How do I recognize a good Italian language teacher?
Although it might seem obvious, it is worthy to be repeated: a native Italian language teacher is always a good choice. If you are not in Italy and you are unable to find a qualified native, your teacher should at least possess a C1\C2 proficiency level diploma and a certificate such as DITALS or DILS (or, even better, a master in language teaching). And even when it comes to native teachers, qualifications are a sine qua non: being a native Italian language speaker is not enough to be able to teach, as this, just like any other job in the world, requires year of training and experience. Beware of offhand tutors, as their lack of competence in language teaching can be harmful to your studies! Once you have found an Italian language school that will consign your learning experience to a qualified native Italian tutor, you will be able to get the best of it by trusting him even when you don’t fully understand what’s going on.
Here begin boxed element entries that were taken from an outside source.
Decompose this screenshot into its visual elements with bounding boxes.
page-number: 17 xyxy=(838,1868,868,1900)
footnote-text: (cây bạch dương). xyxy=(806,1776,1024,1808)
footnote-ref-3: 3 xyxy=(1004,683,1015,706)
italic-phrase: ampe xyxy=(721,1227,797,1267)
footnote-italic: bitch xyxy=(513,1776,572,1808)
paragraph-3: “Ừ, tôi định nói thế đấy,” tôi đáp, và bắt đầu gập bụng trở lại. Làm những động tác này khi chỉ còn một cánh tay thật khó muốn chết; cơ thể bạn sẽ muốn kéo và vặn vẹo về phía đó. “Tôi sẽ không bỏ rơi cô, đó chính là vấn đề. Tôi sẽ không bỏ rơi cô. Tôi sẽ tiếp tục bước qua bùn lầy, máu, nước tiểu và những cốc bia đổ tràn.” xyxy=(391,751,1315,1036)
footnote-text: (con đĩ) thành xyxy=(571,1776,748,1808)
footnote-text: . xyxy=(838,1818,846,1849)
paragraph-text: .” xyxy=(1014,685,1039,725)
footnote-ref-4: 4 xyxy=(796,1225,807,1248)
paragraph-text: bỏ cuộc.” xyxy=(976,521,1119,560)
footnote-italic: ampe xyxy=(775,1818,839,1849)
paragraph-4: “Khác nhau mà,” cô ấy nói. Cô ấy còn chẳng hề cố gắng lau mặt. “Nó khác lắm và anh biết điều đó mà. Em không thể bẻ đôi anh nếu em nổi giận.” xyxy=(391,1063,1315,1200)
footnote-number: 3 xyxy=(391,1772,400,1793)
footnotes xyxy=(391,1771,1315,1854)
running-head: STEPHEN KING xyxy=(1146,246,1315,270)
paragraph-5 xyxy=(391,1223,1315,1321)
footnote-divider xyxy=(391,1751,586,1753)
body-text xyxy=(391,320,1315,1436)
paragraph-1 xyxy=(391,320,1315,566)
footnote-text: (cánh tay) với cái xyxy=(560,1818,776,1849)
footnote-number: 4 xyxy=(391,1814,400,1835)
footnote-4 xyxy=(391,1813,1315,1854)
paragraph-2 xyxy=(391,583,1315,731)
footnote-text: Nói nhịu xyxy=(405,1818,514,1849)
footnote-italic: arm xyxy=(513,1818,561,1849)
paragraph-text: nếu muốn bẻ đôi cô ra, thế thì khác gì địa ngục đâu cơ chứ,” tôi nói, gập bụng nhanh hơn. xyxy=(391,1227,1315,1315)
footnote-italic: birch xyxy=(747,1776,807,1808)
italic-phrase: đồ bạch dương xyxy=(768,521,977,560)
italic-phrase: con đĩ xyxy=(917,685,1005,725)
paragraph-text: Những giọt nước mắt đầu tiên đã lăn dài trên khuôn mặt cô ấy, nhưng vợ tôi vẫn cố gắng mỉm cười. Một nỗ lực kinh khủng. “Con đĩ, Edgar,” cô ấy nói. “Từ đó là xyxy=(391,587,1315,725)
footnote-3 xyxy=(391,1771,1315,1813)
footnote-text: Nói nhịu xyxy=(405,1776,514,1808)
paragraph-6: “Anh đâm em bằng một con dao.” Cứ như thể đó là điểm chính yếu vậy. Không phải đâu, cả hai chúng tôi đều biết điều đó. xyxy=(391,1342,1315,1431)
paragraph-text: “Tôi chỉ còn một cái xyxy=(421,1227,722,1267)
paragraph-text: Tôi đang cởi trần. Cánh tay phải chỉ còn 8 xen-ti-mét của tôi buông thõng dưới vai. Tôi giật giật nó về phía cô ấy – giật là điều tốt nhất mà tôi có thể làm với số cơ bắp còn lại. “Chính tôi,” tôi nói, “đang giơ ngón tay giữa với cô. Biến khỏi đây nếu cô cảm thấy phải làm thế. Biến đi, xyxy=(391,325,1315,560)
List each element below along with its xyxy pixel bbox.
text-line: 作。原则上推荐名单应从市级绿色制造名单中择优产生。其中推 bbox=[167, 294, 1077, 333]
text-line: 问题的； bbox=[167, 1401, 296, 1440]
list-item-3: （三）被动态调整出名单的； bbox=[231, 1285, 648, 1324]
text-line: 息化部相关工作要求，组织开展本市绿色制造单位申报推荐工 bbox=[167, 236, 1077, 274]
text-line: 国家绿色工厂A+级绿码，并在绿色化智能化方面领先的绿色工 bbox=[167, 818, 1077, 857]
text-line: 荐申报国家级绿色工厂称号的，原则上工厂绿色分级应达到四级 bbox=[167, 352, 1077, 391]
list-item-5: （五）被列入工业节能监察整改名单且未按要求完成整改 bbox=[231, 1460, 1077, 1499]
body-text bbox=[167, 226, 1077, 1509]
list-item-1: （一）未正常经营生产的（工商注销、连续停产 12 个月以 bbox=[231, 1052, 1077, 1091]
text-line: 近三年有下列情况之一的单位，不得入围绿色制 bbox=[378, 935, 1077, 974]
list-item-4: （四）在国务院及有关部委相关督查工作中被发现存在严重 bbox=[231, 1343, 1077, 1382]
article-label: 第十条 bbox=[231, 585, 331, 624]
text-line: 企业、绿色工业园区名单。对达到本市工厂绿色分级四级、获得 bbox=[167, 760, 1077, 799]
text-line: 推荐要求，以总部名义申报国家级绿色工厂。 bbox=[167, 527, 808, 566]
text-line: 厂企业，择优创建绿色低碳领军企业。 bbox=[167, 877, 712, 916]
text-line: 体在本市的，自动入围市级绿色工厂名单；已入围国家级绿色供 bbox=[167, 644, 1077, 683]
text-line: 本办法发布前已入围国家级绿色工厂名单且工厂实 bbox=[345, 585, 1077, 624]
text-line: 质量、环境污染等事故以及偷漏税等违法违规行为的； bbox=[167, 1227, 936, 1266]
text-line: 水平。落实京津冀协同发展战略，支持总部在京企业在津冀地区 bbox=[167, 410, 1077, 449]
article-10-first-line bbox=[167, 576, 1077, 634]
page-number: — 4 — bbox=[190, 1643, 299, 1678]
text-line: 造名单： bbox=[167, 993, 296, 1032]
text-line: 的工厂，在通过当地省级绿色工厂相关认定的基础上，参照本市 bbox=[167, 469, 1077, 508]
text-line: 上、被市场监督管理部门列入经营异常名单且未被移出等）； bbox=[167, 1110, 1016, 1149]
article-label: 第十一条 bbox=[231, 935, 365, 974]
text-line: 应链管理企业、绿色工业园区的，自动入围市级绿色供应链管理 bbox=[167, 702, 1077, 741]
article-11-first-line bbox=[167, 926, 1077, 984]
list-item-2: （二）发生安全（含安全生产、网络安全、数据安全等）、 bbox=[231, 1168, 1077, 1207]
Being aware of the techniques used during a lesson can be a good thing and a good teacher will very likely try to explain to you what he or she is doing and why, but going too technical might confuse you rather than help if you are not a professional yourself.
What is the best method to teach Italian?
Although, as said, you shouldn’t get too technical, being aware of the approach and the method your Italian language teachers will adopt during your classes will definitely help you when it comes to choose between one school or another. The grammar-translation method is currently considered quite old-school, and is applied only in very specific situations and with particular students, so try to avoid schools\teachers that rely exclusively on it. Without going into details, let’s just say that right now the most common and effective teaching methods are based on the communicative approach, centered on the idea that learning language comes through having to communicate real meaning. Regardless of the specific techniques adopted during your Italian language classes, your lessons should be held entirely in Italian language, focused on improving communication in Italian rather than offering a cold review on Italian grammar and finally be based, when possible, on authentic texts.
So you’re telling me there’s good and bad Italian learning material?
Of course there is. First of all, there is a structure to be followed while creating an Italian language lesson. A structure which, in simple words, moves from the global meaning of a text towards the analysis of its peculiarities. The reason for this is that language acquisition most of the times happens through an inductive process, and the only purpose of a language teacher is facilitating it to specifically devised learning materials.
And what about extracurricular activities?
Extracurricular activities such as walks, social events, aperitifs and dinners are simply crucial! You might very well stay in Italy for a long time with a study visa, but you may as well need a push to socialize and take risks in practicing what you have learned in class: a supervised social activity, during which an Italian Tutor can help you coping with any impasse you can encounter, is the best scenario an Italian language school can offer! Furthermore, learning Italian language without coming to terms with Italian culture is simply impossible and, once again, having an experienced professional which can guide you through its discovery is simply what you are looking for in order to avoid culture shocks and unpleasant situations.